Bayramın sofraya, kalbe ve cebe yansıyan gerçekliği üzerine bir değerlendirme
Kurban Bayramı geldi. Televizyonlarda neşeli reklamlardan, sosyal medyada bayram tatili planlarına kadar her yerde “birlik ve beraberlik” vurgusu yapılıyor. Ancak sahada, sokakta ve sofrada çok daha farklı bir tablo var: Bayram artık herkes için aynı anlama gelmiyor.
Eskiden mahallede herkes kurban keser, etler komşulara dağıtılırdı. Şimdi mahallede sadece birkaç evin bacası tütüyor. Çünkü kurban kesmek artık bir ibadetten çok ekonomik bir ayrıcalığa dönüştü. Büyükbaş kurbanlıkların fiyatı 130–150 bin TL bandında; küçükbaş hayvanlar dahi 15–20 bin TL’ye dayanmış durumda. Bu şartlarda dar gelirli bir aile için kurban kesmek, ancak birkaç hanenin birleşmesiyle mümkün hale geliyor.

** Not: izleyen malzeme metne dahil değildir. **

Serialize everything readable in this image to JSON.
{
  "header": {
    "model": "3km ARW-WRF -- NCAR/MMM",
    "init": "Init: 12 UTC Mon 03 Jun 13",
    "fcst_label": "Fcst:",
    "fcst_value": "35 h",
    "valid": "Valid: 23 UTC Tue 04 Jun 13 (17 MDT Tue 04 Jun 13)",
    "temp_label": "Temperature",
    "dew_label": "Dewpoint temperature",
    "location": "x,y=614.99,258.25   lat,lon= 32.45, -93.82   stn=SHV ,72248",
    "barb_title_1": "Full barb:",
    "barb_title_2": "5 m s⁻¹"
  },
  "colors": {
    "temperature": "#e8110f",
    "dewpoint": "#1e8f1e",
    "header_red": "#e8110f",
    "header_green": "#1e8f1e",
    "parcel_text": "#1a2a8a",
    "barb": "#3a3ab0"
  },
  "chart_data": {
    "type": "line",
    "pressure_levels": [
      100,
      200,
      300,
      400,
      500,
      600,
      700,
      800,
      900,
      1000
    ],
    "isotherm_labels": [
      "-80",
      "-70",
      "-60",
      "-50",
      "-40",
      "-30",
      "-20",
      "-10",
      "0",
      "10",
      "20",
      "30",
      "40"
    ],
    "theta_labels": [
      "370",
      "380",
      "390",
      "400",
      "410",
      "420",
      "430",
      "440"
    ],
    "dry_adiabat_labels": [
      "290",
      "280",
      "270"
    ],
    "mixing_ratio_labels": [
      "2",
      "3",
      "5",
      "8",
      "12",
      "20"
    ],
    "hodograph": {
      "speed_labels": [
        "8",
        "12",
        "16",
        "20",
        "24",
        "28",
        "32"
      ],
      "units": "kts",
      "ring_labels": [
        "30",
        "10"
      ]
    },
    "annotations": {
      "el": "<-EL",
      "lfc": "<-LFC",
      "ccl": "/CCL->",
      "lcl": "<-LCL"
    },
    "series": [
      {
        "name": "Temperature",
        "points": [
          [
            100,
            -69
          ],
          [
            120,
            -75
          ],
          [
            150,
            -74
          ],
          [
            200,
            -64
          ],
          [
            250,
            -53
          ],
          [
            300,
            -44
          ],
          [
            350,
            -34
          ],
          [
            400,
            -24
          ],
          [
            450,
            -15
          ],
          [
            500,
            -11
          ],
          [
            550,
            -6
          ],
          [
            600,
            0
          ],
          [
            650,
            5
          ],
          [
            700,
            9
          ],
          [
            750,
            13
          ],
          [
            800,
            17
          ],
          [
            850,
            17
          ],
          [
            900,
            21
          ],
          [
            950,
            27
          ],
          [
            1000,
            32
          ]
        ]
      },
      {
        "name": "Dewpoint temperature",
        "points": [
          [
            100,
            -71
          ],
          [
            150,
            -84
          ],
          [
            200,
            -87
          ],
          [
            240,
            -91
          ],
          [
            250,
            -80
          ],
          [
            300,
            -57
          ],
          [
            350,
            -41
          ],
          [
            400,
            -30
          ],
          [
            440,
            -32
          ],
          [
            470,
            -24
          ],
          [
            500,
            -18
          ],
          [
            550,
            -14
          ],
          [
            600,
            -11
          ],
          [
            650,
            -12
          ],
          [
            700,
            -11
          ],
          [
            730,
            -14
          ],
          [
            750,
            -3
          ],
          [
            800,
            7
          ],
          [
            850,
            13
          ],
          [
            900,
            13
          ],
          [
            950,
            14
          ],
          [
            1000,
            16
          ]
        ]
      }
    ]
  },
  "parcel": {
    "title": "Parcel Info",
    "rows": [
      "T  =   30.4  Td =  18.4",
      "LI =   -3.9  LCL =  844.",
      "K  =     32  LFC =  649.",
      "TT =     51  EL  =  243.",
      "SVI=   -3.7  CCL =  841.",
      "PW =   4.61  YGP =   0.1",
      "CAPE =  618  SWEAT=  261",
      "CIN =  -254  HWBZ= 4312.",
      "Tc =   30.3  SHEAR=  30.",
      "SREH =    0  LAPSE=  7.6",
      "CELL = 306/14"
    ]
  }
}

Ekonomik Uçurum, Bayram Sofralarına da Yansıdı
Bayram alışverişi bir zamanlar çarşının bayramıydı. Yeni kıyafetler, şekerlemeler, ev temizliği, misafir hazırlığı… Şimdi bunlar giderek daha az eve uğruyor.
TÜRK-İŞ'in Mayıs 2025 verilerine göre açlık sınırı 24.035 TL.
Ancak Türkiye’de en düşük emekli maaşı 14.000 TL seviyesinde. Bu da emeklilerin açlık sınırının dahi altında gelirle yaşadığını gösteriyor. Hal böyleyken birçok aile için bayram, yalnızca bir takvim günü olmaktan öteye geçemiyor.
Kimi insanlar kurban etini kesip dağıtmanın telaşındayken, kimileri kurban eti dağıtımı yapılan kurumların önünde sıraya giriyor. İşte tam burada sorulması gereken soru şu:
Gerçekten aynı bayramı mı yaşıyoruz?
Kutsal Olanın Ticarileşmesi ve Tüketim Tuzağı
Bayram, özellikle büyük şehirlerde artık bir tüketim mevsimi olarak görülüyor. Tatil paketleri, AVM kampanyaları, online kurban hizmetleri… Kurban ibadeti bile artık paketlenmiş, kargolanmış, dijitalleştirilmiş halde. Küçük üretici, köylü kasap, yerel hayvancı bu piyasada yer bulamıyor. Kazanan yine zincir marketler, büyük et firmaları oluyor.
Bu ticari yönelim, kurban ibadetinin özündeki maneviyatı gölgede bırakıyor. Paylaşmak yerine harcamak, dayanışmak yerine vitrin yapmak öne çıkıyor.
Bayramın Gerçek Sahipleri: Gözden Kaçanlar
Bugün Türkiye’de milyonlarca çocuk bayramlık alamadan, binlerce hane kırmızı etle sadece bu dönemde tanışabiliyor. Kadınlar mutfakta zamla, borçla, kısıtlı imkanlarla bayram sofrası kurmaya çalışıyor. Asgari ücretle çalışan milyonlarca kişi, tatil yapmanın değil, “bayramda açık olan bir iş bulmanın” peşinde. Bayramın esas yükünü çekenler, en az hissedenler oluyor.
Bayram Bayram Gibi Olsun Diye
Gerçek bir bayram, sadece takvimde değil, insanların sofrasında, ruhunda ve cebinde hissedilir. Herkesin karnının doyduğu, kimsenin dışlanmadığı, dayanışmanın gerçek anlamda yaşandığı bir bayram için sadece iyi niyetli temenniler değil, adil ve eşitlikçi bir ekonomik düzen gerekir.
Eğer eşit değilsek, aynı bayramı yaşamıyoruz.
Ve bir toplumun gerçek bayramı, herkesin yüzünün gülebildiği gündür.